One of the main benefits of using Tailplane as your flight school management platform is having all your data in one place. Whenever there is a context behind each payment, algorithms and artificial intelligence can reveal insights that you would not be able to discover otherwise.
In this article we will explain how to use all reports available in Tailplane and what value they can bring to your organisation.
Your payments dashboard
When you sign in to Tailplane with your credentials, the first page you will see is Overview — a dashboard of your organisation. The two buttons in the left column give access to the most common actions — creating a new payment and member invitation form.
Below them you can review the most recently made payment, along with their status and the total amount. You can click on any row, which will take you to the payment details page, which displays all relevant information related to the particular transaction.
The chart in the right column (or below the recent payments list, if you are viewing the application on a mobile device) shows the total amount of payments made in the last week, split by day.
Sales report is available from the Reports tab in the top navigation.
The main goal of this view is to provide you with a high-level summary of the sales for the selected time period. By default, the bar chart will show your organisation's sales for the past 12 months, split weekly.
By using the filters above the chart, you can select a desired grouping, (in addition to weekly period, you can also choose to split the sales data by hour, day, month, or year) as well as the date range in which you are interested in. Please keep in mind that if you select a very granular grouping level (for instance hourly) and a long date range, it may take a long time to generate the report.
The displayed chart will look like the one below:
Aircraft Revenue Report
This report can be selected from the side menu in the Reports tab.
The vertical bars represent the total revenue for each aircraft in your fleet, for the selected time period. You can view the aircraft type and tail number on the Y-axis, next to the bar chart, and the scale in your organisation's main currency on the X-axis at the bottom of the chart.
This report, while it may look unfamiliar at the beginning, can provide interesting insights into the behaviour of your customers. It can also be called "returning customers" because it displays the number of payments made by individual members in each month within the selected date range (these are displayed underneath Customers heading on the graph, in the second column from the left) and how many of those customers returned and made another payment in any of the subsequent months.
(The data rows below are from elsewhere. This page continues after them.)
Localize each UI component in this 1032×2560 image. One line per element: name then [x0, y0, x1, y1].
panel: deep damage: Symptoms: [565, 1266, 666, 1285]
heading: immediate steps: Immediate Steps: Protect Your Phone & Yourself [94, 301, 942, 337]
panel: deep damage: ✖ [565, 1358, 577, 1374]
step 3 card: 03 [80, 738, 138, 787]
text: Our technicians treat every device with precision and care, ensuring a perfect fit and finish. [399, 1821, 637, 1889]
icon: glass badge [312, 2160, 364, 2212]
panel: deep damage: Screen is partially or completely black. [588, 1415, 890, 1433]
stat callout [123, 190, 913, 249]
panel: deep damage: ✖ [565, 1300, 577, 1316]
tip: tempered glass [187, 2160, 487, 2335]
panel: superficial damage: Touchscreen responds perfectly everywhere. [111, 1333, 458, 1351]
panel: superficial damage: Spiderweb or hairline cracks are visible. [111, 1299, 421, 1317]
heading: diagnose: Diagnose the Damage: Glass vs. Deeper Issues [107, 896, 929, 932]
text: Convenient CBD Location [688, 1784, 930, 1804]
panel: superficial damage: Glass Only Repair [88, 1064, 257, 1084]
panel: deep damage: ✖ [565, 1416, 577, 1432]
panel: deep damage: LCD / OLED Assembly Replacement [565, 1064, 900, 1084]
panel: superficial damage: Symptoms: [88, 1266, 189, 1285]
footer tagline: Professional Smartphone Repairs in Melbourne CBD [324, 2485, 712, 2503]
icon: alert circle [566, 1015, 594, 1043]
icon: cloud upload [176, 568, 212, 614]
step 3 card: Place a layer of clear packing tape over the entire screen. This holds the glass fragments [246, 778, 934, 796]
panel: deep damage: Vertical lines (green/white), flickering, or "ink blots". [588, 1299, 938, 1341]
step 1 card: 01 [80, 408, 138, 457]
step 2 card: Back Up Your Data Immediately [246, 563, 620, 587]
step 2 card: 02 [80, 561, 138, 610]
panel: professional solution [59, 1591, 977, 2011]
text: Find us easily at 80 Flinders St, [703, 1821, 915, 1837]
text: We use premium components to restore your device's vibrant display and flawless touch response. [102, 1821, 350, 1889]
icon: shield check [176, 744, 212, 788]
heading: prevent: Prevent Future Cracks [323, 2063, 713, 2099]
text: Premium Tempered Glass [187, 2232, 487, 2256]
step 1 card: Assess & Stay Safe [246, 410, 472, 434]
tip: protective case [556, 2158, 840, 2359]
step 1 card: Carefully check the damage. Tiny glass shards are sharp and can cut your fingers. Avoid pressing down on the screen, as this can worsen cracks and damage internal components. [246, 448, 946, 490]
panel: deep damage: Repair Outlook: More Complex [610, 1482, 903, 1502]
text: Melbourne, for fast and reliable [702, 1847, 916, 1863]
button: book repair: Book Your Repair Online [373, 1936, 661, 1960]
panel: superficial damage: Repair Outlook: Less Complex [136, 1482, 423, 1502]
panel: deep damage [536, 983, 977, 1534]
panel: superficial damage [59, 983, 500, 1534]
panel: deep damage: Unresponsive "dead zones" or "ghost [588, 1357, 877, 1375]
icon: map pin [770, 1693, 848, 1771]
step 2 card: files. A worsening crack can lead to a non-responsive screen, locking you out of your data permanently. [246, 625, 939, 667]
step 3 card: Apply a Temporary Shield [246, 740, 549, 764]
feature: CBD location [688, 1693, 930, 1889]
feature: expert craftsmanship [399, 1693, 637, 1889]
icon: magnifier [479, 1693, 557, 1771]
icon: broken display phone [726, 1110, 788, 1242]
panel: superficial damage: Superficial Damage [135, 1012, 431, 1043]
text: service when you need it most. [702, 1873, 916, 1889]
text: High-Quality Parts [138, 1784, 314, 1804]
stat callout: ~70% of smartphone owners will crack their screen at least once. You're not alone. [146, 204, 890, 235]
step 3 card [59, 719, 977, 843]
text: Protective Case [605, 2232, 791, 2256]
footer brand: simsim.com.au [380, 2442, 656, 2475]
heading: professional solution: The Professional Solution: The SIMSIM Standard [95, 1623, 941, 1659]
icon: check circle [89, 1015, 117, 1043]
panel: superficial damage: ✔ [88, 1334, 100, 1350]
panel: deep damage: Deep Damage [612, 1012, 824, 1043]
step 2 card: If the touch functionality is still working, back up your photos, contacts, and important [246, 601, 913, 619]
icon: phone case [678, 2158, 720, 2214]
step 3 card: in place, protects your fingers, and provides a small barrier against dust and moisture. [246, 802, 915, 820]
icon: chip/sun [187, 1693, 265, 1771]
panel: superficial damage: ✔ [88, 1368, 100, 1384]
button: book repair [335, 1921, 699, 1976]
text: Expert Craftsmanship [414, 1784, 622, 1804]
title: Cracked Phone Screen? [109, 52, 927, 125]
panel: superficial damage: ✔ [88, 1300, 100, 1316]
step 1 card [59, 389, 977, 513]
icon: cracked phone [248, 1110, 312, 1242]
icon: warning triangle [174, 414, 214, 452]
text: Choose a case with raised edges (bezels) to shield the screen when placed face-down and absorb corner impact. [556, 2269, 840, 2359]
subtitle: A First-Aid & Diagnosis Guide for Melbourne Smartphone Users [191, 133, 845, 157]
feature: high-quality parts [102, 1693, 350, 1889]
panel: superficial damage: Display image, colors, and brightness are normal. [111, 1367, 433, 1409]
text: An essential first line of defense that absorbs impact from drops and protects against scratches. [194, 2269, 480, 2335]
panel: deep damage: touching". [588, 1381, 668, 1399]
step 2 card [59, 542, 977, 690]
For instance, in the example below, in November 2019 a flight school received at least one payment from 161 members. (There's no distinction whether a single person made one or multiple payments in a single month, they would be counted as one payment for the purposes of this report.) In the next month, December 2019 (which is marked as Month 1 on the same row as November 2019) 90 of those customers returned and made another payment. Hence, the number in the cell 55.9%. (because 90 divided by 161 gives 55.9%) In Month 2, (which is January 2020 in this case) from the customers that made a payment in November, 68 returned which represents 42.24%. You can also see that this cell is shaded in a lighter colour than the one that represents Month 1.
The actual percentages shown on the report will depend on the types of operation that your organisation runs, but you can expect some customer drop-off. A rule of thumb is — more cells shaded in dark blue on the graph, the better customer retention.